Friday, May 11, 2012

JP Morgan Loses $2 Billion On Risky Trade After Lobbying To Weaken Trading Restrictions

JPMorgan Chase CEO Jamie Dimon announced on a conference call yesterday that the bank suffered $2 billion in losses from a risky trade that turned sour. The trade dents Dimon’s case that Wall Street can responsibly manage itself and yet again proves the need for a strong Volcker Rule, which could largely ban such risky trades at federally-insured institutions.


“There were many errors, sloppiness and bad judgment,” Dimon said as the company’s stock fell in extended trading. “These were egregious mistakes, they were self-inflicted.” Those errors, however, could have been prevented were it not for extensive lobbying efforts from banks like JPMorgan, which has spent nearly $10 million on lobbying since the beginning of 2011 (including nearly $2 million already this year). Dimon, in fact, was in Washington just last week to personally lobbythe Federal Reserve to weaken the Volcker Rule.

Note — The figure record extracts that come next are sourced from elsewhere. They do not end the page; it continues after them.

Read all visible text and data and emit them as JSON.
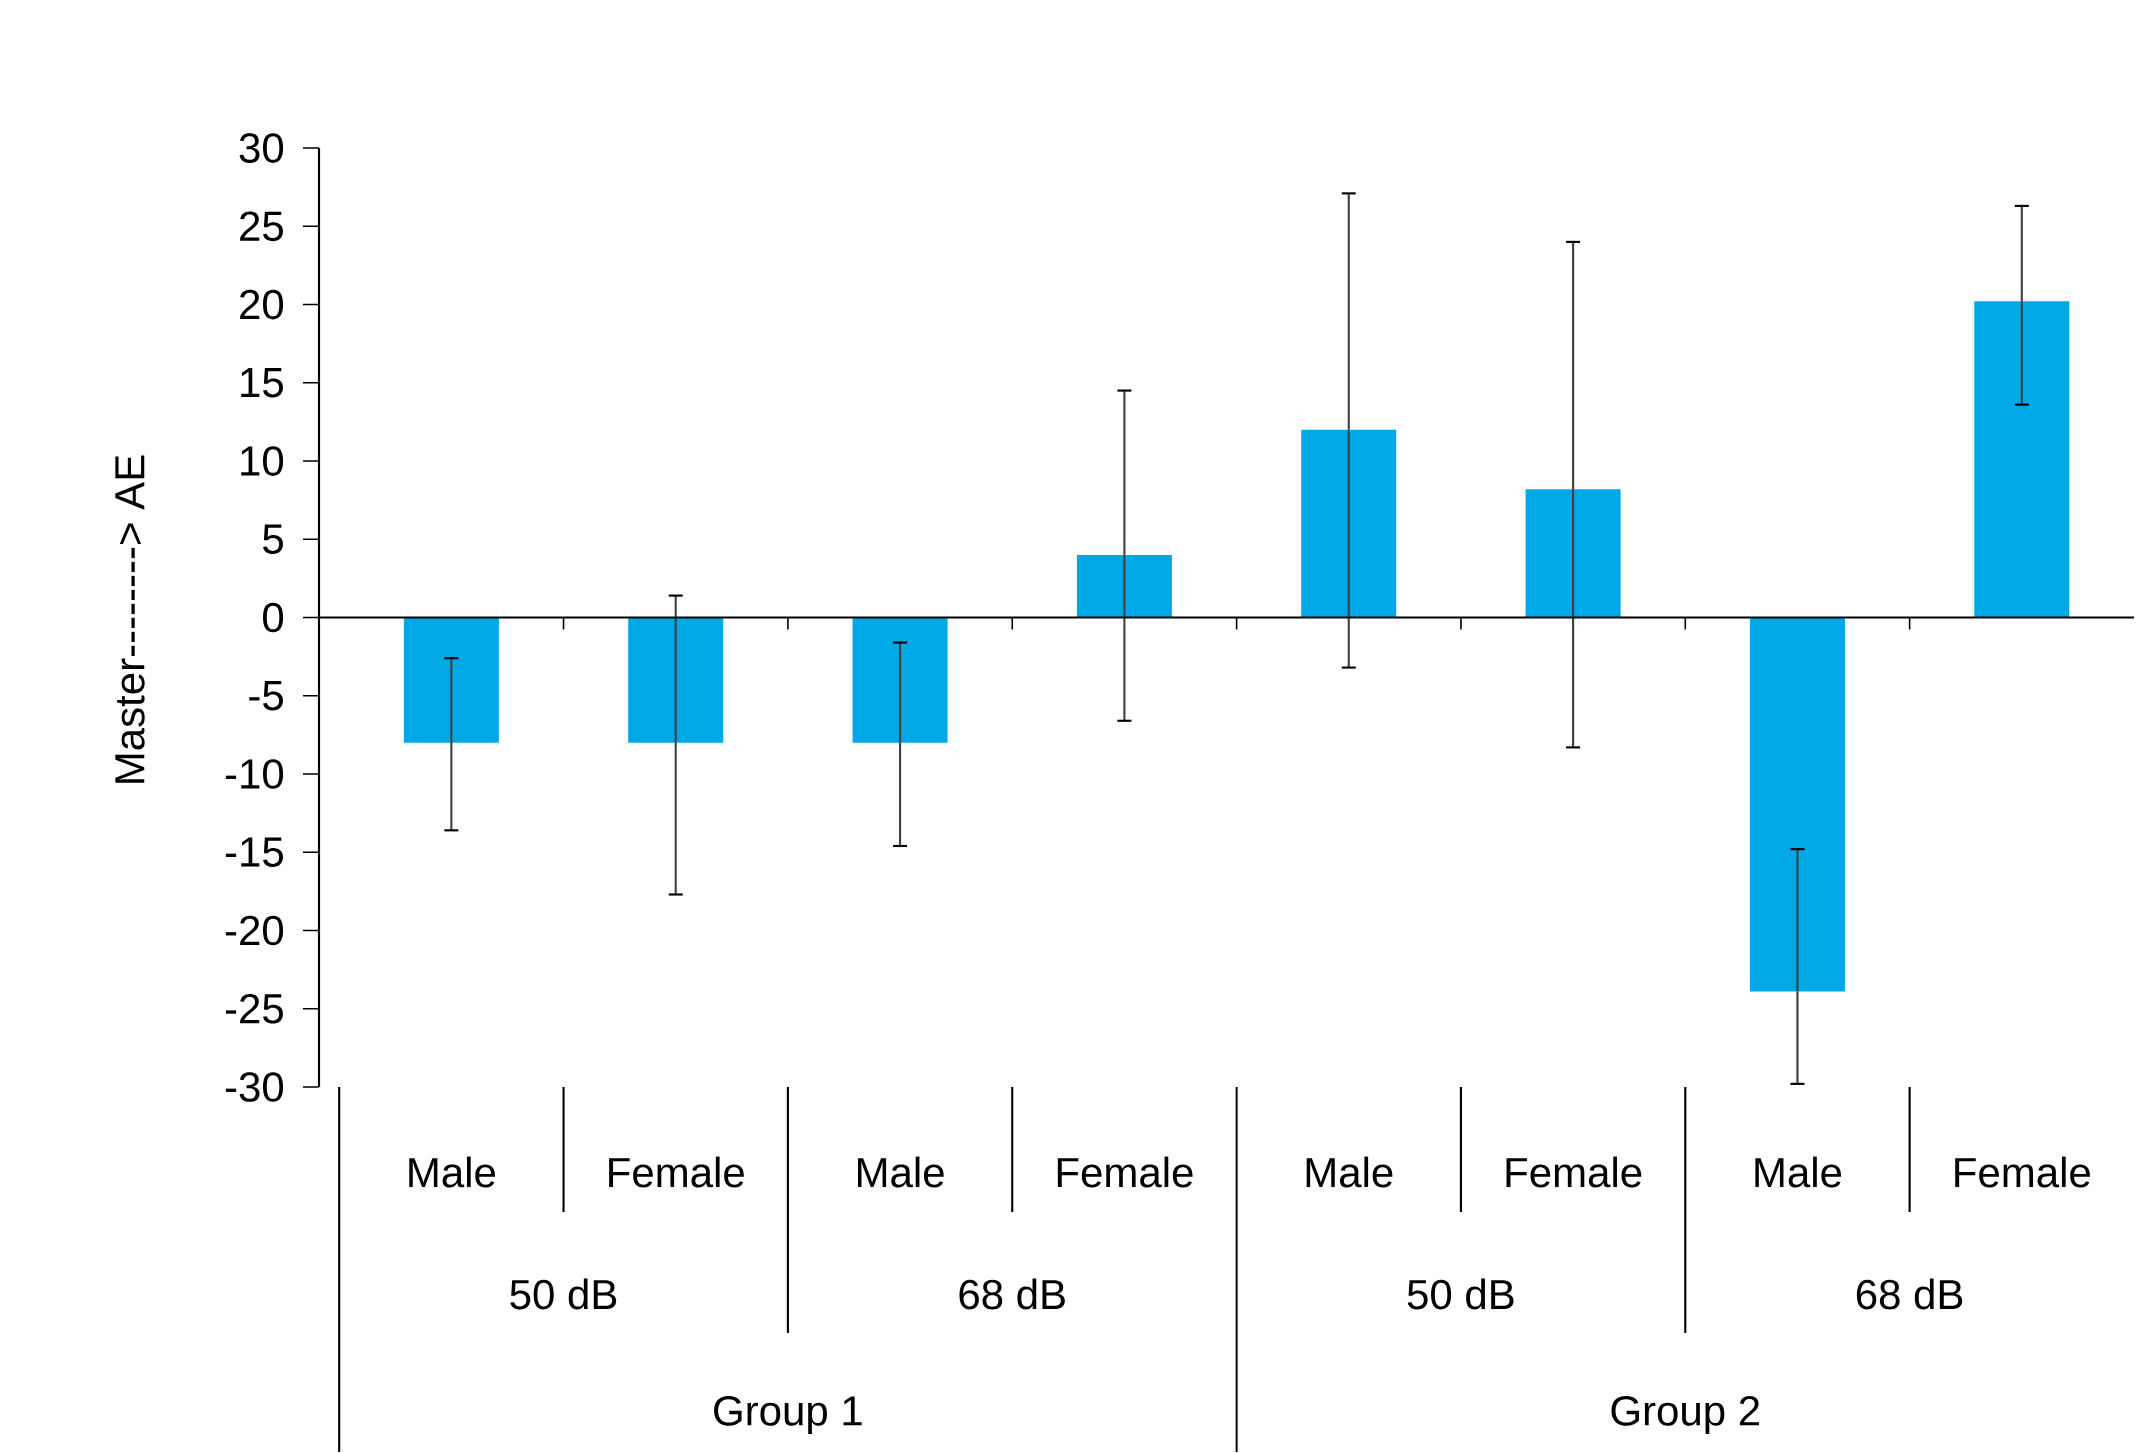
{
  "chart_data": {
    "type": "bar",
    "ylabel": "Master--------> AE",
    "categories": [
      "Male",
      "Female",
      "Male",
      "Female",
      "Male",
      "Female",
      "Male",
      "Female"
    ],
    "values": [
      -8,
      -8,
      -8,
      4,
      12,
      8.2,
      -23.9,
      20.2
    ],
    "errors": [
      [
        -13.6,
        -2.6
      ],
      [
        -17.7,
        1.4
      ],
      [
        -14.6,
        -1.6
      ],
      [
        -6.6,
        14.5
      ],
      [
        -3.2,
        27.1
      ],
      [
        -8.3,
        24.0
      ],
      [
        -29.8,
        -14.8
      ],
      [
        13.6,
        26.3
      ]
    ],
    "color": "#00a8e6",
    "ylim": [
      -30,
      30
    ],
    "yticks": [
      -30,
      -25,
      -20,
      -15,
      -10,
      -5,
      0,
      5,
      10,
      15,
      20,
      25,
      30
    ],
    "annotations": [
      "50 dB",
      "68 dB",
      "50 dB",
      "68 dB",
      "Group 1",
      "Group 2"
    ]
  }
}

Those lobbying efforts have worked. Dimon insists that the trade-gone-wrong was a hedge, not a proprietary bet, and as such would not be banned under Volcker. The only reason that’s true, however, is because Dimon is referring to the trade as a “hedge” to exploit a loophole Wall Street banks and their Republican allies helped insert into the watered-down version of the Volcker Rule that was included in the Dodd-Frank Wall Street Reform Act. That’s a loophole Sens. Carl Levin (D-MI) and Jeff Merkley (D-OR) have been trying — unsuccessfully — to close, as Bloomberg notes:
Levin and Merkley, in their February comment letter, pushed regulators to tighten the exemption for hedging, calling some of what may be allowed a “major weakness” in the rule.
Dimon acknowledged that the losses would lead to scrutiny and calls for a tougher Volcker Rule yesterday, saying the blunder “plays right into the hands of a bunch of pundits out there.” What Dimon ignores, though, is that yesterday’s massive loss — big even by JPMorgan’s lofty standards — does in fact exemplify the need for such a rule. For years, banks have made billions in profits from risky bets like this one, but when too many of the deals went bad in 2008, they turned to taxpayers for a bailout.

Thursday’s events prove that Wall Street hasn’t learned its lesson from the last crisis, and that America’s “too big to fail” institutions are too irresponsible to avoid failure. The Volcker Rule,watered down as it may be, is aimed at preventing that. Unfortunately, Dimon and his Wall Street colleagues remain committed to making sure it won’t.